Diagnosis of MEN 1 is on the basis of family HX and development of tumours in 2 of:
- Parathyroid glands
- Pancreatic islets
- Anterior pituitary gland
Genetic basis for MEN 1
- Mutations in the MEN gene on chromosome 11, which codes for menin, a nuclear tumour suppressor protein which regulates transcription through its interference with TFs and thereby stabilises the genome. It also assists in cell differentiation and proliferation and interacts with TFF-beta signalling.
- >1300 different mutations have been identified in affected families.
- All mutations associated with MEN 1 lead to loss of function of menin.
How can a loss of function mutation have autosomal dominant inheritance?
- A somatic mutation occurs in the normal allele, so now 2 defective alleles (i.e. inherited one that was already defective).
- Inactivation of the normal allele (2 copies of the gene on 2 chromosomes but one is inactivated and one is defective).
Type 2 MEN
2a
MEN 2a accounts for ~95% of MEN 2.
- 100% of patients have medullary thyroid carcinoma à aggression in patients. Early thyroidectomy required.
- ~50% of patients have a bilateral adrenal phaechromocytoma, which is usually benign.
- ~50% of patients have parathyroid hyperplasia (but <20% have hypercalcaemia!)
MEN Type 2b
MEN 2b accounts for ~5% of MEN 2.
- 100% of patients have medullary thyroid carcinoma.
- ~50% of patients have a bilateral adrenal phaechromocytoma, which is usually benign.
- There is no parathyroid hyperplasia in MEN 2b.
- Mucosal neuromas à GI symptoms, muscle hypotonia, chronic constipation due to hyperplasia of autonomic ganglia in the intestinal wall. Mucosal neuromas are visible as ‘bumps’ on the lips, cheeks, tongue, glottis, eyelids and visible corneal nerves, so patients may present with these.
- Marfan-like signs due to CT defects (abnormal fibrillin-1, which is a ligand for TGF-beta).
Genetics of MEN 2
- Mutation in the Ret proto-oncogene, a receptor tyrosine kinase, which is located on chromosome 10.
- The Ret gene acts as a tumour initiator. It plays a role in central and peripheral nerve development and function.
- The mutant present in MEN 2 is constitutively active without a ligand, resulting in uncontrolled tumour initiation.
- Tests for ret mutations are revolutionising MEN2 treatment by enabling a prophylactic thyroidectomy to be done before neoplasia occurs, usually before 3 years of age.

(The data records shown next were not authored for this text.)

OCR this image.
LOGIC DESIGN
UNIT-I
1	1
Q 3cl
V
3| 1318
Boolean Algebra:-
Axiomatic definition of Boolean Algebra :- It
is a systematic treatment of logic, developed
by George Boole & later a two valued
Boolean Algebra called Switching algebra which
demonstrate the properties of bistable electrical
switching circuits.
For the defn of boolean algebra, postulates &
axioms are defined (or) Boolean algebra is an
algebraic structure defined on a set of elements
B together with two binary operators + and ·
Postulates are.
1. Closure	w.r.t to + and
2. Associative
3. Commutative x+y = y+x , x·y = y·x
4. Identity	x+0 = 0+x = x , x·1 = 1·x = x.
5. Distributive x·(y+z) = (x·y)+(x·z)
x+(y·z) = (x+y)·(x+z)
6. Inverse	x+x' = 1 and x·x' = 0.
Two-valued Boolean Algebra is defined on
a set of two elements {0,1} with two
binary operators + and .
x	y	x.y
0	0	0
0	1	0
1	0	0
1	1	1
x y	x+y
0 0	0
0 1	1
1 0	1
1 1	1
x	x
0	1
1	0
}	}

Remember: most medullary thyroid carcinomas and phaeochromocytomas result from spontaneous new mutations, e.g. of ‘ret’ – only ~10% are due to MEN.
Management
- MEN is the most treatable form of pancreatic neoplasia, and a treatable cause of hypercalcaemia – so look out for it!
- Management involves surgical excision of the tumours wherever possible, along with symptomatic treatment as outlined above, relating to the specific endocrine glands affected.

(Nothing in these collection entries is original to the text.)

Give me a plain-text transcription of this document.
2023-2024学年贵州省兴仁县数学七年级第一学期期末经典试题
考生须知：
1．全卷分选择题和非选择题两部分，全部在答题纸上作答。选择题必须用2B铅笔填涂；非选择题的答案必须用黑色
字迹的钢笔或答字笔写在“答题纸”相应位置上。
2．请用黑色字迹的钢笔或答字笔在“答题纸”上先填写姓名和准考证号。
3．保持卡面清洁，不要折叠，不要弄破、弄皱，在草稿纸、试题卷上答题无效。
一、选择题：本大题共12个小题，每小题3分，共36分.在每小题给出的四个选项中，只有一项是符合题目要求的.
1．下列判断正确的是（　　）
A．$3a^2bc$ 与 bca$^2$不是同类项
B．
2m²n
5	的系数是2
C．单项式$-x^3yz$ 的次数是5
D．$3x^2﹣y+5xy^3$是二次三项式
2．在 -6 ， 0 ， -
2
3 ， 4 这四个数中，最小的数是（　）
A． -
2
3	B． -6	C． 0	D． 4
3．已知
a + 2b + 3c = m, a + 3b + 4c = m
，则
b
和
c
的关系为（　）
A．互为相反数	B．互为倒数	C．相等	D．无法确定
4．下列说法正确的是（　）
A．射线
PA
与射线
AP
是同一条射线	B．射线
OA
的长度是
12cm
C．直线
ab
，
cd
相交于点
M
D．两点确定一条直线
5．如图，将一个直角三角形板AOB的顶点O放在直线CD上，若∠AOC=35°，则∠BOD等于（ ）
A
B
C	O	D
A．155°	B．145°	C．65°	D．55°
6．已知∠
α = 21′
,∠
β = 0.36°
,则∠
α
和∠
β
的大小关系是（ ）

- Due to the autosomal dominant inheritance of the disease, family members should be screened by measurement of serum calcium in MEN 1, and by genetic testing for Ret mutations in MEN 2.
- Patients known to have MEN require constant surveillance to check for their acquisition of any additional features of the syndrome, which may indicate their development of an additional tumour. This may happen many years after their initial presentation and diagnosis.